Vorliegend ist nach Erledigung der vor dem Sozialgericht (SG) Berlin anhängig gewesenen Hauptsache über die Kosten zu entscheiden. Zutreffend ist das SG in dem angefochtenen Beschluss vom 7. August 2007 davon ausgegangen, dass rechtlicher Maßstab für diese Kostenentscheidung § 197a SGG ist. Die Klägerin, die sich als getrennt lebende Ehefrau eines Empfängers von Leistungen der Grundsicherung für Arbeitsuchende gegen einen Überleitungsbescheid nach § 33 Sozialgesetzbuch Zweites Buch (SGB II) gewandt hatte, gehört selbst nicht zu dem in § 183 SGG genannten Personenkreis, für den das sozialgerichtliche Verfahren kostenfrei ist.
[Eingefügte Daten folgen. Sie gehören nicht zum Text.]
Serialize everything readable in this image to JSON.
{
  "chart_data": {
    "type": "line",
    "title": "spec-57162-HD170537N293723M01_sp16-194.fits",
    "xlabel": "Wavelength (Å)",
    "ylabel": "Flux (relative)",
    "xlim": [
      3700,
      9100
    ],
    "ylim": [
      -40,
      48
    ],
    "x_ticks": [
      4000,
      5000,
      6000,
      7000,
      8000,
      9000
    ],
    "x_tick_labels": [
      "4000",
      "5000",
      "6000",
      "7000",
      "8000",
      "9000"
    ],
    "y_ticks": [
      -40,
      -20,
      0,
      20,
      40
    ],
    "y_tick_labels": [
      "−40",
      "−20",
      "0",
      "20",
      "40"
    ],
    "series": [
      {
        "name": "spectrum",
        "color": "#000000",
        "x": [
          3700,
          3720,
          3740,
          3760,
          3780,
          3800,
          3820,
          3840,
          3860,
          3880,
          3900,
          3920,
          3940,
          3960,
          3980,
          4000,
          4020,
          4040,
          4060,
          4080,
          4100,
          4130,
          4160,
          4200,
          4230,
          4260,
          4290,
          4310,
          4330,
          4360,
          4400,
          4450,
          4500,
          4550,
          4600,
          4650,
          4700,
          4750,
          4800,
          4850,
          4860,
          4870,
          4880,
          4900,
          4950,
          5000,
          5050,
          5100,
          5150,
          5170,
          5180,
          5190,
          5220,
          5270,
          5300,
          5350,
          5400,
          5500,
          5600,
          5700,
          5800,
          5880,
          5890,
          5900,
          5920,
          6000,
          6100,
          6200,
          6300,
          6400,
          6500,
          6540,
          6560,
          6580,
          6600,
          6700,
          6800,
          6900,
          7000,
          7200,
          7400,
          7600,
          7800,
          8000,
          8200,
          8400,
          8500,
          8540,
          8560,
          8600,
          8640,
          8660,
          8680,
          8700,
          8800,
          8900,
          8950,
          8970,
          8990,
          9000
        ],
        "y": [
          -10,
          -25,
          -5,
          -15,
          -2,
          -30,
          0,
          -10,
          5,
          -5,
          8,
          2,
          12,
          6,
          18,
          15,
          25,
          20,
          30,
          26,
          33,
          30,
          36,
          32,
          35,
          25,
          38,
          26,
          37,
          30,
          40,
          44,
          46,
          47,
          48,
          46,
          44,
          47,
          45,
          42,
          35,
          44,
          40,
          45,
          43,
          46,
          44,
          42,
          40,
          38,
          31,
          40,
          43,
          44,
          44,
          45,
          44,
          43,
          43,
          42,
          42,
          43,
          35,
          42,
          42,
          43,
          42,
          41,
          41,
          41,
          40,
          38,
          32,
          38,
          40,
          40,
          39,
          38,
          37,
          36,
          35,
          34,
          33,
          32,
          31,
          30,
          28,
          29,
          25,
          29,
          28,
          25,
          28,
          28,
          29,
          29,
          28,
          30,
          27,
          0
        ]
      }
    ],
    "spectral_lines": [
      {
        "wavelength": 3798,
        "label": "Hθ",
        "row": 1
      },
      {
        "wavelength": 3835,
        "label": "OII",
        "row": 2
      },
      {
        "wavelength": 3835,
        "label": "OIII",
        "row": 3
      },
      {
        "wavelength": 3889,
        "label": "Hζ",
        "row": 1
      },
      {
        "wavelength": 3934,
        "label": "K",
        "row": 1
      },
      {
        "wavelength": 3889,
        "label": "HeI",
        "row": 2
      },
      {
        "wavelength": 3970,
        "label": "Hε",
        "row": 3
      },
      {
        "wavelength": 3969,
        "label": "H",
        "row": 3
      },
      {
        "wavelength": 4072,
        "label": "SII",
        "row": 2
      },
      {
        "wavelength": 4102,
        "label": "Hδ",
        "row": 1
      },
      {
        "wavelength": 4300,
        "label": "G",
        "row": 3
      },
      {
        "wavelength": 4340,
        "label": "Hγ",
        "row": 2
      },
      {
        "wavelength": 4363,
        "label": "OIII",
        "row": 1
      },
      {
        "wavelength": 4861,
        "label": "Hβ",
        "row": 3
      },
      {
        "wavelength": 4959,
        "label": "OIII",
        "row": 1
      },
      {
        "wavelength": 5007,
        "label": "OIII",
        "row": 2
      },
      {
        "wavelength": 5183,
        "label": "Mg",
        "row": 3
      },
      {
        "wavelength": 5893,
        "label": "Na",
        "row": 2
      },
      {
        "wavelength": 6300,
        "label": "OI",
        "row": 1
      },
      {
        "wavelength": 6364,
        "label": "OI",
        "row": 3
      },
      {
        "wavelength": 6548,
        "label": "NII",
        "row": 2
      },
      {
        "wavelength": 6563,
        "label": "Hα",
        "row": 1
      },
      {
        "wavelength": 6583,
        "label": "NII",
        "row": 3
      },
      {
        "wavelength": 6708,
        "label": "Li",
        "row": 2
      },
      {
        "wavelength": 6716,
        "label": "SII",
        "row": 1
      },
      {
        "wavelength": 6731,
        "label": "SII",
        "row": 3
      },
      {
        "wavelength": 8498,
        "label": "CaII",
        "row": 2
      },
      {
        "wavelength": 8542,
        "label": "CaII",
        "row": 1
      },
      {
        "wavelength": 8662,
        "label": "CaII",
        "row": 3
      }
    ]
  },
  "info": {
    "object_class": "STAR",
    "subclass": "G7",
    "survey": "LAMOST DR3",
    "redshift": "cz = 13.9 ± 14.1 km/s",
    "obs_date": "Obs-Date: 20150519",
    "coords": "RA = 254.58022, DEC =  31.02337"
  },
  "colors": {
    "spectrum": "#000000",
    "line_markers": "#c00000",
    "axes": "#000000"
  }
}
Es kann offen bleiben, ob mit Einführung der Kostenprivilegierung für den beklagten Träger der Grundsicherung für Arbeitsuchende zum 1. August 2006 die gesetzliche Regelung in § 64 Sozialgesetzbuch Zehntes Buch (SGB X, idF des Gesetzes zur Fortentwicklung der Grundsicherung für Arbeitsuchende vom 20.7.2006, BGBl I S 1706) in Verbindung mit § 197a Abs. 1 und 3 SGG so verstanden werden muss, dass eine einheitliche Kostenregelung und damit Kostenfreiheit auch für einen Dritten in den Verfahren gelten soll (vgl. zum Grundsatz der einheitlichen Kostenregelung unter Geltung des SGG etwa BSG, Beschluss vom 29. Mai 2006 - B 2 U 391/05 B; SozR 4-1500 § 193 Nr. 3). Solche Verfahren (mit Ausnahme der Kostenerstattungsstreitigkeiten) könnten wie bereits nach § 188 Verwaltungsgerichtsordnung (VwGO) umfassend gerichtskostenfrei sein, so dass § 197a Abs. 1 SGG nicht nur für den Träger, sondern auch für den Gegner keine Anwendung fände. Die Befreiung des Beklagten von der Pauschgebührenpflicht gemäß § 64 Abs. 3 Satz 2 SGB X gilt jedenfalls erst für nach dem 31. Juli 2006 abgeschlossene Gerichtsverfahren und findet auf das vorliegende, am 13. Juni 2006 in der Hauptsache erledigte Gerichtsverfahren keine Anwendung (im Einzelnen dazu LSG Niedersachsen-Bremen Beschluss vom 8. Januar 2008 - L 5 SF 3/06; zitiert nach juris).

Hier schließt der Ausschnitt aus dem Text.